Légionnaires romains chez les Lingons : la VIIIème Augusta à Mirebeau (Côte-d’Or)

Résumé

Par les tuiles à estampilles ramassées dans les champs et par les photographies aériennes et les fouilles réalisées depuis 1964, la présence de la VIIIème Légion à Mirebeau est avérée. Les légionnaires construisirent un vaste camp à remparts, portes, principia, magasins, thermes, amphithéâtre et d’après les dernières données, débarcadère sur la Bèze et peut-être nécropole. Sa présence ne dépassa pas une vingtaine d’années sous les Flaviens alors qu’en amont s’était développé un important sanctuaire celtique, puis gallo-romain. Une agglomération civile a perduré à l’emplacement du village actuel, au carrefour de voies antiques et avec un théâtre qui, tombant en ruines, fut restauré par la fille d’un citoyen romain.

Mirebeau : angle sud du rempart et horrea (photo de René Goguey, 28/06/1992)

Mirebeau : angle sud du rempart et horrea (photo de René Goguey, 28/06/1992)

Introduction

À l’inverse d’Alésia, directement liée à l’histoire de la Gaule, le site de Mirebeau est mal connu du public alors qu’il occupe une place de premier plan dans l’archéologie celtique et dans l’archéologie militaire romaine. N’ayant pas de nom – celui-ci n’a pas encore été découvert – on n’en trouve pas trace dans les textes antiques. Au XIXe siècle, les archéologues locaux, alertés par les découvertes fortuites, ont épilogué sur le séjour de la VIIIème Légion. Mais aucune fouille sérieuse n’a été organisée. C’est la photographie aérienne du site en 1964 qui en a donné aussi bien une image d’ensemble que le détail de ses principaux éléments.

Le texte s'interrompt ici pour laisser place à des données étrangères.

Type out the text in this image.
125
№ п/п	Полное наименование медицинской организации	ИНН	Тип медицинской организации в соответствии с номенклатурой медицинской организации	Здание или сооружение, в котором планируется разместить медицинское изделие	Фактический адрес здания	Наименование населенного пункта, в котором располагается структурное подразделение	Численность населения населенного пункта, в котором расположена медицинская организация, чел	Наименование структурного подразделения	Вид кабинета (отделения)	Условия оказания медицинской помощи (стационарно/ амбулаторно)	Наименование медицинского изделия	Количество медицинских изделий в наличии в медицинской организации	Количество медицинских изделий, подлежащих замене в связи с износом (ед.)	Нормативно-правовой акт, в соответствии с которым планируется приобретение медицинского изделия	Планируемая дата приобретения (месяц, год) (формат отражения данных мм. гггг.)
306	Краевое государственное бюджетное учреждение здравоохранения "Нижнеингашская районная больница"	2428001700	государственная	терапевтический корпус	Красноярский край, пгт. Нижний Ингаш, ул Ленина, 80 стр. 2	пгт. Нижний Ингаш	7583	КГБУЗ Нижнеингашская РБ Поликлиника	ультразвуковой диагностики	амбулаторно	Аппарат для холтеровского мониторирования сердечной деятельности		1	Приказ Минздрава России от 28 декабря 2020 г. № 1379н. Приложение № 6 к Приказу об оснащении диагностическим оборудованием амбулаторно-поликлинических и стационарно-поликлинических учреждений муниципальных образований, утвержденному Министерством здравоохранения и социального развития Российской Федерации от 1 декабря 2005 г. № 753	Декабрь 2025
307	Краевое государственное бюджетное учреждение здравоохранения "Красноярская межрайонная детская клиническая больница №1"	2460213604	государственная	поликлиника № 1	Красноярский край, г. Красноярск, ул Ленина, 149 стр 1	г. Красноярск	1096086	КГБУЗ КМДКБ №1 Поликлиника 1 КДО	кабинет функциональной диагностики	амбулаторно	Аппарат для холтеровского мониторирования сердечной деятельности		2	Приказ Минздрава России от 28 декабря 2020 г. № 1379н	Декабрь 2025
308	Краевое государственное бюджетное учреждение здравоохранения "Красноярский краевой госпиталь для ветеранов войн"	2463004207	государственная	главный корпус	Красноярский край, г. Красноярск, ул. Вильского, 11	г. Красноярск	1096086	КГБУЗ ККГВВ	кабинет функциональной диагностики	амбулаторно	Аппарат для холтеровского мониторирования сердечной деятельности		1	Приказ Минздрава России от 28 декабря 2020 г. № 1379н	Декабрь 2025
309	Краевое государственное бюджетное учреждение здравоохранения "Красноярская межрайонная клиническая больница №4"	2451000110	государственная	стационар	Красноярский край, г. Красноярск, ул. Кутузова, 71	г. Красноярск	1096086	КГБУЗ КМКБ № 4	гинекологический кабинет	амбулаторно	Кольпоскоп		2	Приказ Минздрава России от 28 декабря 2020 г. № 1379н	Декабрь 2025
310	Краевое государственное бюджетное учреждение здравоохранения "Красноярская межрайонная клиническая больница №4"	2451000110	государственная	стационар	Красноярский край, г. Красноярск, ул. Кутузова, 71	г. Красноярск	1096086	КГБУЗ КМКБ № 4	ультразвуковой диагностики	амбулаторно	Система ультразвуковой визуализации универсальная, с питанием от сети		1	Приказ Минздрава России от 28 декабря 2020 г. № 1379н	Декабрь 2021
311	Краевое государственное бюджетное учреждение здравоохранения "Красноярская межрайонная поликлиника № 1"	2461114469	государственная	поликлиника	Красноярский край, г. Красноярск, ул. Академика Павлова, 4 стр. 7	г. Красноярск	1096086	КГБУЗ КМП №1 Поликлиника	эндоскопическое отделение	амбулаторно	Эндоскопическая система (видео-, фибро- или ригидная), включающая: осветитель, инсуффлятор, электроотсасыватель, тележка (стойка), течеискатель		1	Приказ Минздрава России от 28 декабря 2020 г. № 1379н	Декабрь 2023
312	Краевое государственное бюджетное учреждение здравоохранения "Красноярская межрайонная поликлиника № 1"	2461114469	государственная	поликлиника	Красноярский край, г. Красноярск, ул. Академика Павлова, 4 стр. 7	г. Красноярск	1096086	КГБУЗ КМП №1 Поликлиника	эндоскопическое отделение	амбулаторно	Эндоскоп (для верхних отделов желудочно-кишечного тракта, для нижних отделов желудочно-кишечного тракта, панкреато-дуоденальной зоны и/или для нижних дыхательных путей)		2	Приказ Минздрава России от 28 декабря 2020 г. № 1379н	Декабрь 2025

Après les campagnes de fouilles de 1968-1990, la publication Le camp légionnaire de Mirebeau (GOGUEY, REDDÉ, 1995) fit le point des connaissances et un colloque organisé à Luxembourg fut consacré aux canabae. La disparition de C. M. Ternes en arrêta la publication qui est partiellement reprise ici. La poursuite des prospections, la numérisation et le traitement informatique d’un ensemble exceptionnel de photographies aériennes qui n’avaient pu bénéficier de ces techniques firent apparaître de nouvelles données qui sont présentées dans cet article.

La découverte aérienne, en 1973, d’un important sanctuaire celte et gallo-romain donna un nouvel éclairage sur Mirebeau. Les fouilles furent menées à partir de 1977 par R. Goguey (GOGUEY, 1980, p. 169-209), continuées en 1981 par J.-P. Guillaumet et Ph. Barral (BRUNAUX, 1985, p. 79-112 ; JOLY, 1986, p. 48-53), puis reprises en sauvetage par l’INRAP (VENAULT, 2006, p. 334-335) et en chantier-école de la Sorbonne depuis 2001 (JOLY, BARRAL, 1986). Elles montrent que le sanctuaire et une agglomération, celtique puis gallo-romaine, constituèrent le point fort de la région. L’implantation, sous les Flaviens, d’un monumental camp de la VIIIème Légion et de ses annexes resta sans véritable lendemain lorsque celle-ci le quitta pour s’installer près du Rhin, à Strasbourg.

A : Mirebeau dans son environnement. B : La voie Mirebeau/Vaux-sous-Aubigny.

A : Mirebeau dans son environnement. B : La voie Mirebeau/Vaux-sous-Aubigny.